This thought experiment comes from Bernard Williams. He asks us to imagine aliens that discover our planet. After contact, we learn that these aliens are far superior to us in virtually every way. From technology to health and well being. They experience no war or even any conflict. No one is oppressed or disadvantaged. However, the aliens maintain this through controlling the population enforcing strict rules. They inform us that all of our cultural practices are contrary to bringing about such a life. All of our cultural practices, our art, the style of our relationships, family and communities will all need to be rid of and conform to the alien rules. The aliens believe it is in our own interest to conform, so they will start imposing these rules on Earth.
The question Williams asks is: Would you resist against the aliens or cooperate with them?
This thought experiment can be helpful to understanding colonisation. The belief was held by many British colonialists that Indigenous people were mere savages and that dominance by them was justified since it was for their own good. Consider philosopher John Stuart Mill, who although was strictly against paternalistic rules being imposed on people by others, held exemptions for Indigenous peoples for similar reasons.
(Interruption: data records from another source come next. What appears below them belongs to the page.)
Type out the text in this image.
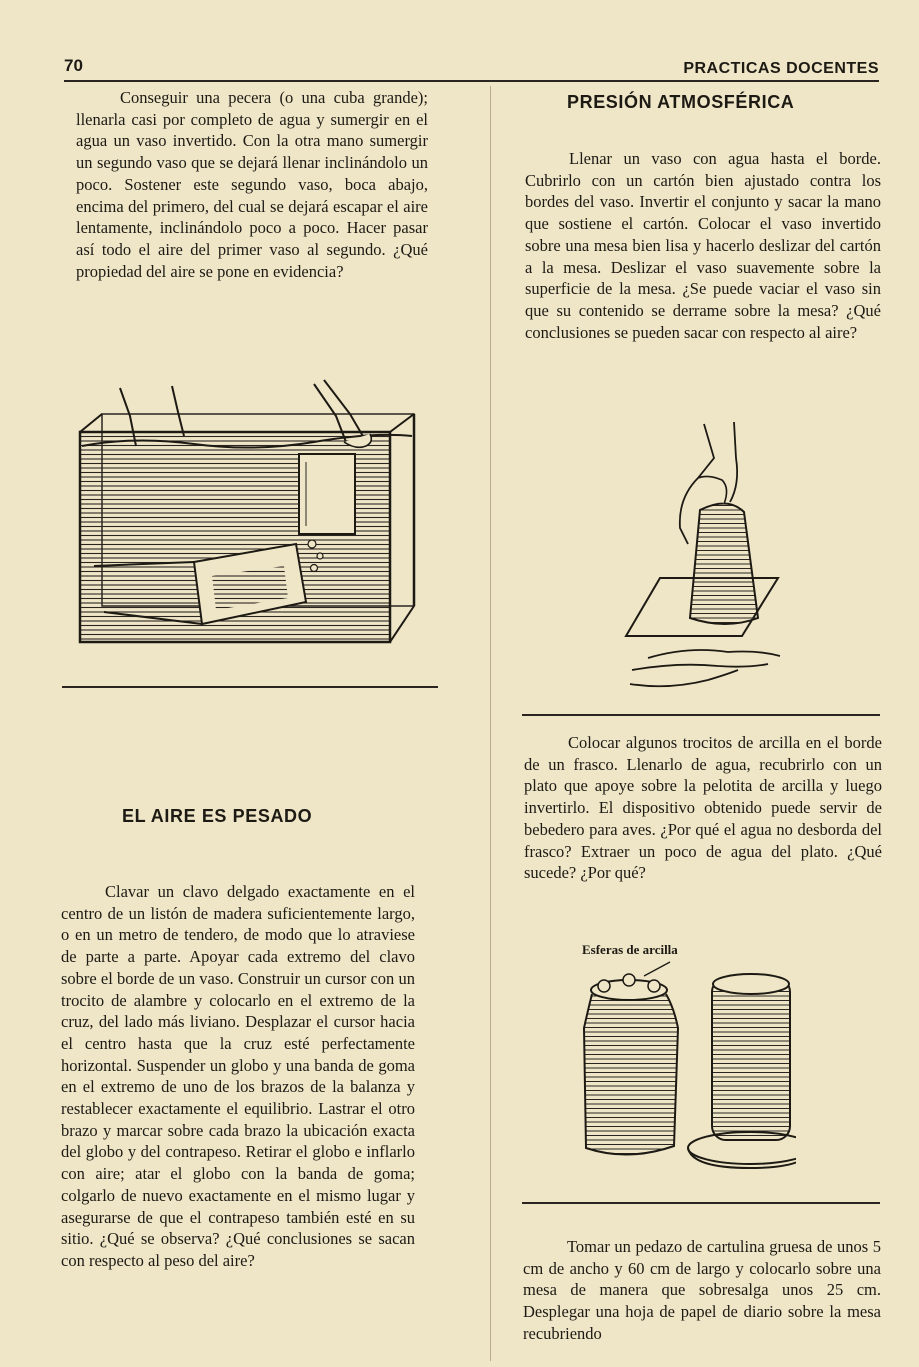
70	PRACTICAS DOCENTES

Conseguir una pecera (o una cuba grande); llenarla casi por completo de agua y sumergir en el agua un vaso invertido. Con la otra mano sumergir un segundo vaso que se dejará llenar inclinándolo un poco. Sostener este segundo vaso, boca abajo, encima del primero, del cual se dejará escapar el aire lentamente, inclinándolo poco a poco. Hacer pasar así todo el aire del primer vaso al segundo. ¿Qué propiedad del aire se pone en evidencia?

EL AIRE ES PESADO

Clavar un clavo delgado exactamente en el centro de un listón de madera suficientemente largo, o en un metro de tendero, de modo que lo atraviese de parte a parte. Apoyar cada extremo del clavo sobre el borde de un vaso. Construir un cursor con un trocito de alambre y colocarlo en el extremo de la cruz, del lado más liviano. Desplazar el cursor hacia el centro hasta que la cruz esté perfectamente horizontal. Suspender un globo y una banda de goma en el extremo de uno de los brazos de la balanza y restablecer exactamente el equilibrio. Lastrar el otro brazo y marcar sobre cada brazo la ubicación exacta del globo y del contrapeso. Retirar el globo e inflarlo con aire; atar el globo con la banda de goma; colgarlo de nuevo exactamente en el mismo lugar y asegurarse de que el contrapeso también esté en su sitio. ¿Qué se observa? ¿Qué conclusiones se sacan con respecto al peso del aire?

PRESIÓN ATMOSFÉRICA

Llenar un vaso con agua hasta el borde. Cubrirlo con un cartón bien ajustado contra los bordes del vaso. Invertir el conjunto y sacar la mano que sostiene el cartón. Colocar el vaso invertido sobre una mesa bien lisa y hacerlo deslizar del cartón a la mesa. Deslizar el vaso suavemente sobre la superficie de la mesa. ¿Se puede vaciar el vaso sin que su contenido se derrame sobre la mesa? ¿Qué conclusiones se pueden sacar con respecto al aire?

Colocar algunos trocitos de arcilla en el borde de un frasco. Llenarlo de agua, recubrirlo con un plato que apoye sobre la pelotita de arcilla y luego invertirlo. El dispositivo obtenido puede servir de bebedero para aves. ¿Por qué el agua no desborda del frasco? Extraer un poco de agua del plato. ¿Qué sucede? ¿Por qué?

Esferas de arcilla

Tomar un pedazo de cartulina gruesa de unos 5 cm de ancho y 60 cm de largo y colocarlo sobre una mesa de manera que sobresalga unos 25 cm. Desplegar una hoja de papel de diario sobre la mesa recubriendo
We could expand this thought experiment to construct analogies with current issues concerning indigenous people. Say those who resisted against the aliens failed. Years have passed and the world is ran by the aliens. Would you do all you can to preserve the art, culture, relationships and family/community structures as much as you can? If the aliens, after reflection, recognised that they were in error to remove these things from you, would you insist that the aliens have a duty to assist in repairing what was lost?
If you answer is that the aliens would have a duty, then governments that historically participated in colonisation have a duty to repair what Indigenous populations have lost. Or at least greatly assist as much as they can. If the aliens attempted to avoid responsibility by claiming that ‘it was a long time ago’ or ‘it was the previous generation of aliens’, would you accept these arguments? I would say you probably wouldn’t.
Of course, this thought experiment does not sufficiently cover specific issues regarding Indigenous people. However, I argue that it does offer an ability to empathise with them and acknowledge inherited responsibility of governments have for their Indigenous populations.